There are as many sad stories as there are diners. Some are on medication; others should be and aren’t. Many people carry a weapon. Many use drugs. Others have mental health issues. The work of feeding them is unpredictable; communication can be challenging. The staff has dealt with everything from fights to heart attacks and seizures. Still, everyone is treated with respect and regular diners are greeted by name. But what impressed me most was that the volunteers and the staff, in spite of laughable pay and difficult working conditions, looked proud and re-energized, and they appeared to be uncommonly happy. It was as clear an example of Covey’s spiritual renewal through service as I could hope to find.
The great humanitarian Albert Schweitzer observed: “I don’t know what your destiny will be, but one thing I know: the only ones among you who will be really happy are those who have sought and found how to serve.”
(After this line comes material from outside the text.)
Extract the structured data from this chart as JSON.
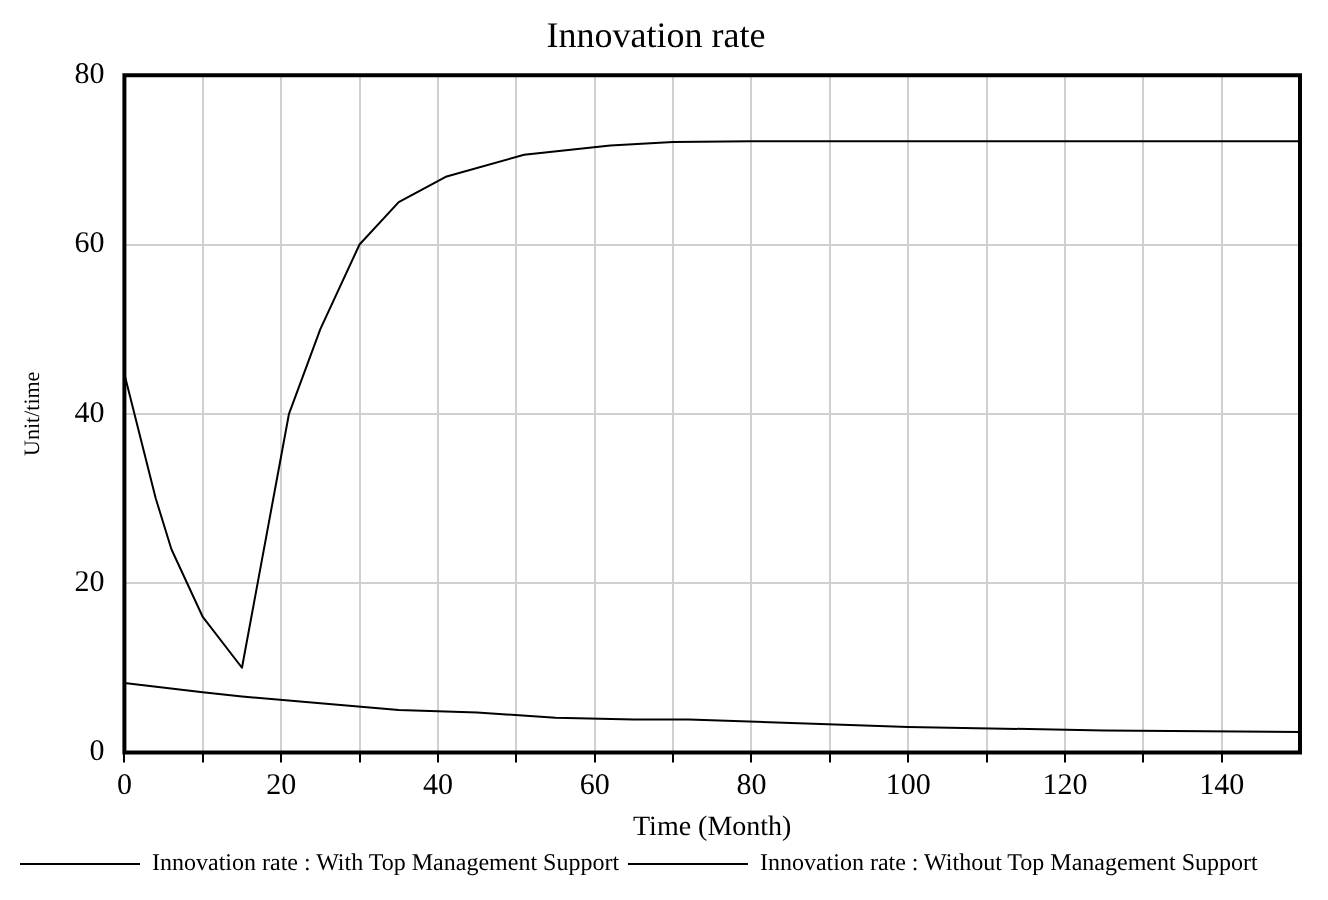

The opportunities are endless, and the need is great. Volunteerism and civic engagement have a long and proud tradition, and IT professionals have uniquely valuable skills to offer in support of that tradition. Covey reminded us that “interdependency follows independence.” Certainly, the first half of my life was focused on acquiring a degree of independence and autonomy. The project of chiseling a self from the stone of experience was all consuming. As Covey noted, “you must first master yourself before you can become a servant to others.”
Gradually, however, independence–that most persistent of illusions–receded, and I could see the grand vista of human pain and suffering crying out for attention. However daunting the task, I found that there is great joy in attending to even a tiny fragment of that human landscape.